Der Gedanke an Hartmut versetzte Kappe jedes Mal einen Stich. Einerseits war es anerkennenswert, dass der Sohn Karriere machte. Nur um welchen politischen Preis! Ergebnislose Debatten lagen hinter ihnen, gebracht hatten sie nichts. Offiziell durften sie keinerlei Kontakt mehr miteinander haben – doch wer wollte das kontrollieren in einer Stadt, in der man für ein paar Groschen der jeweiligen Währung unbeschadet in die andere Hälfte gelangen konnte! Wie es nun weitergehen sollte, vermochte Kappe sich nicht vorzustellen. Jedenfalls würde er den Jungen auf absehbare Zeit nicht zu Gesicht bekommen, geschweige denn seine Stimme hören.

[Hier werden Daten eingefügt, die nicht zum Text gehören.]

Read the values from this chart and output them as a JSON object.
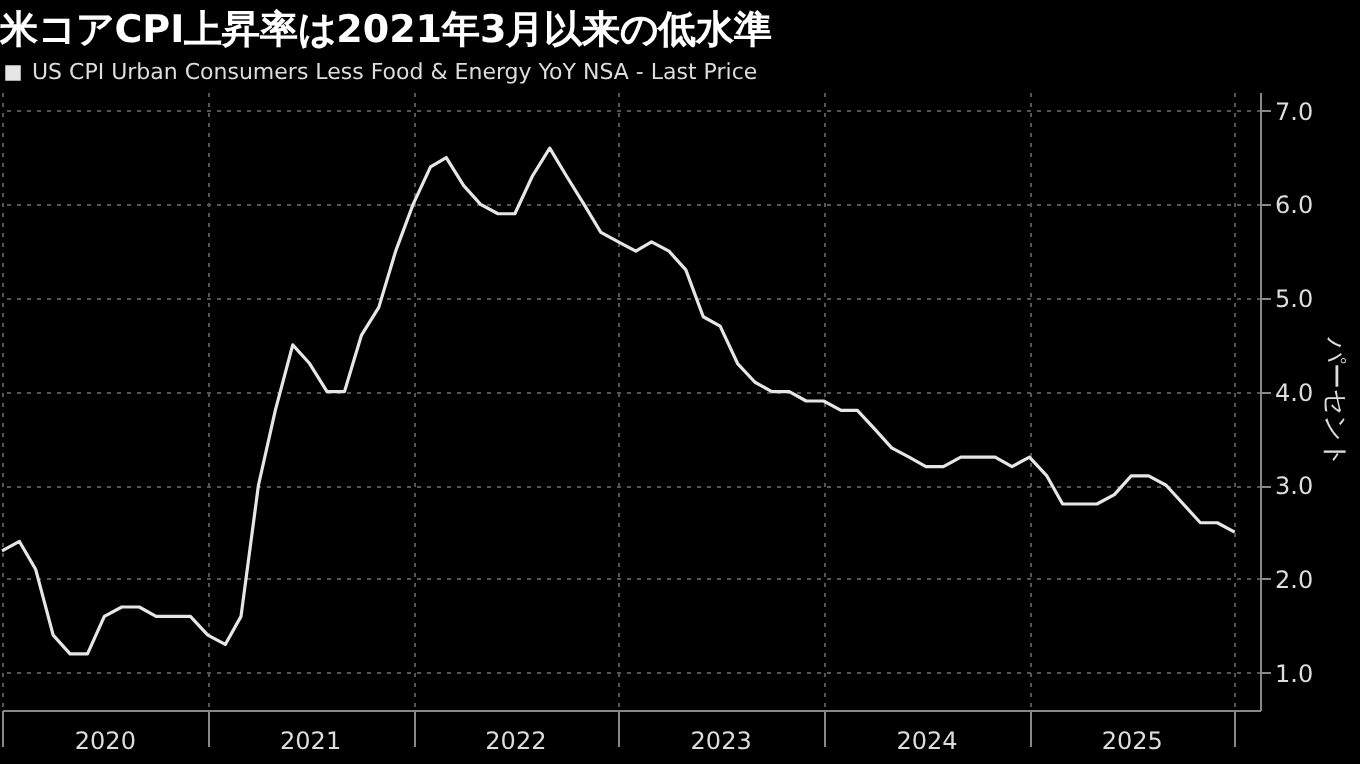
{
  "chart_data": {
    "type": "line",
    "title": "米コアCPI上昇率は2021年3月以来の低水準",
    "ylabel": "パーセント",
    "x": [
      "2020-01",
      "2020-02",
      "2020-03",
      "2020-04",
      "2020-05",
      "2020-06",
      "2020-07",
      "2020-08",
      "2020-09",
      "2020-10",
      "2020-11",
      "2020-12",
      "2021-01",
      "2021-02",
      "2021-03",
      "2021-04",
      "2021-05",
      "2021-06",
      "2021-07",
      "2021-08",
      "2021-09",
      "2021-10",
      "2021-11",
      "2021-12",
      "2022-01",
      "2022-02",
      "2022-03",
      "2022-04",
      "2022-05",
      "2022-06",
      "2022-07",
      "2022-08",
      "2022-09",
      "2022-10",
      "2022-11",
      "2022-12",
      "2023-01",
      "2023-02",
      "2023-03",
      "2023-04",
      "2023-05",
      "2023-06",
      "2023-07",
      "2023-08",
      "2023-09",
      "2023-10",
      "2023-11",
      "2023-12",
      "2024-01",
      "2024-02",
      "2024-03",
      "2024-04",
      "2024-05",
      "2024-06",
      "2024-07",
      "2024-08",
      "2024-09",
      "2024-10",
      "2024-11",
      "2024-12",
      "2025-01",
      "2025-02",
      "2025-03",
      "2025-04",
      "2025-05",
      "2025-06",
      "2025-07",
      "2025-08",
      "2025-09",
      "2025-11",
      "2025-12",
      "2026-01"
    ],
    "series": [
      {
        "name": "US CPI Urban Consumers Less Food & Energy YoY NSA - Last Price",
        "color": "#e6e6e6",
        "values": [
          2.3,
          2.4,
          2.1,
          1.4,
          1.2,
          1.2,
          1.6,
          1.7,
          1.7,
          1.6,
          1.6,
          1.6,
          1.4,
          1.3,
          1.6,
          3.0,
          3.8,
          4.5,
          4.3,
          4.0,
          4.0,
          4.6,
          4.9,
          5.5,
          6.0,
          6.4,
          6.5,
          6.2,
          6.0,
          5.9,
          5.9,
          6.3,
          6.6,
          6.3,
          6.0,
          5.7,
          5.6,
          5.5,
          5.6,
          5.5,
          5.3,
          4.8,
          4.7,
          4.3,
          4.1,
          4.0,
          4.0,
          3.9,
          3.9,
          3.8,
          3.8,
          3.6,
          3.4,
          3.3,
          3.2,
          3.2,
          3.3,
          3.3,
          3.3,
          3.2,
          3.3,
          3.1,
          2.8,
          2.8,
          2.8,
          2.9,
          3.1,
          3.1,
          3.0,
          2.6,
          2.6,
          2.5
        ]
      }
    ],
    "xlim": [
      "2020-01-01",
      "2026-02-15"
    ],
    "xticks": [
      {
        "value": "2020-01-01",
        "label": null
      },
      {
        "value": "2020-07-01",
        "label": "2020"
      },
      {
        "value": "2021-01-01",
        "label": null
      },
      {
        "value": "2021-07-01",
        "label": "2021"
      },
      {
        "value": "2022-01-01",
        "label": null
      },
      {
        "value": "2022-07-01",
        "label": "2022"
      },
      {
        "value": "2023-01-01",
        "label": null
      },
      {
        "value": "2023-07-01",
        "label": "2023"
      },
      {
        "value": "2024-01-01",
        "label": null
      },
      {
        "value": "2024-07-01",
        "label": "2024"
      },
      {
        "value": "2025-01-01",
        "label": null
      },
      {
        "value": "2025-07-01",
        "label": "2025"
      },
      {
        "value": "2026-01-01",
        "label": null
      }
    ],
    "ylim": [
      0.6,
      7.2
    ],
    "yticks": [
      {
        "value": 1,
        "label": "1.0"
      },
      {
        "value": 2,
        "label": "2.0"
      },
      {
        "value": 3,
        "label": "3.0"
      },
      {
        "value": 4,
        "label": "4.0"
      },
      {
        "value": 5,
        "label": "5.0"
      },
      {
        "value": 6,
        "label": "6.0"
      },
      {
        "value": 7,
        "label": "7.0"
      }
    ],
    "grid": true,
    "legend": "top left",
    "line_style": "solid"
  }
}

Blieb als einzige Verbindung die unverbesserliche Klara, die es sich nicht nehmen ließ, die bedürftige junge Familie im Osten einmal in der Woche mit Bananen oder einem halben Pfund guter Margarine zu beglücken und sich an der heranwachsenden Enkeltochter zu erfreuen. Dass die zur Erinnerung an Lenins Frau Nadja hieß, gefiel den Großeltern weniger.
«Sie haben sogar Leitungen nach Westdeutschland gekappt!», wusste Klara zu berichten. «Wahrscheinlich wollen die uns aushungern.»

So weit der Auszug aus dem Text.